“Thank you for being my customers,” the clothing store manager said to a group of prospects who seemed to be loitering in his mall store. The uniqueness of his statement was that it was directed at three loud teenagers who seemed to be permanently attached to their phones. Out of earshot of the owner, one young man remarked to his buddies, that they should probably buy something since the owner was being so nice. As they left the check-out counter, the owner offered one final gesture of kindness and respect, “Gentlemen, please visit me again.”


Most of us struggle to serve without judgement or pre-conceived notions. While our sameness gives us comfort, our differences can sometimes give us pause.
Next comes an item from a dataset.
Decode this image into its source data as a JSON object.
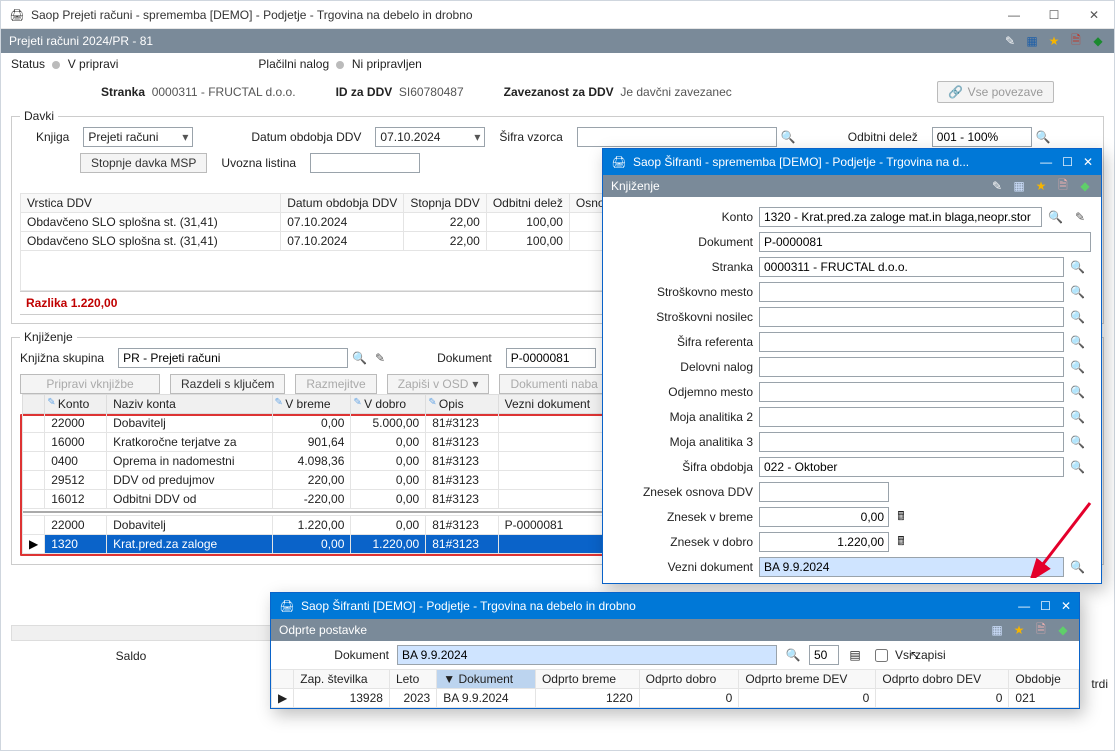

We all remember the scene when Vivian Ward – played by Julia Roberts – in the movie Pretty Woman walked into the Beverly Hills clothing store with lots of money to spend, but the staff concluded that what she was somehow not good enough to shop in their store.  After all, she didn’t seem to fit the typical Beverly Hills persona. While the scene was exaggerated, might there be a kernel of that perspective in most of us?


This gives me pause to sit back and think, “How many times have I passed judgement on someone different from me, simply for that reason?  They are different.”  It’s easy to get caught up in what we know and see everyday and forget that there is an entire world out there that is not like us. Should this impact how we treat our customers? The answer is absolutely not.


So, instead of thinking that the homeless person asking for money is just going to spend it on drugs, perhaps we should instead invite them to share a meal.  Instead of writing off the acquaintance with a different political view, maybe we should invite them for coffee and learn more about why they feel the way they feel, and you can share your thoughts and opinions as well.  You may just learn something new in the process.


At the core of service, is a desire to improve the life of another. It is an expression of abundance. The role model is not the rich king who shared some of his wealth with his servants, it is the Samaritan who, despite fatigue from a thirty-mile walk up a rocky hill famous for thieves, stopped to help an injured man who hated him.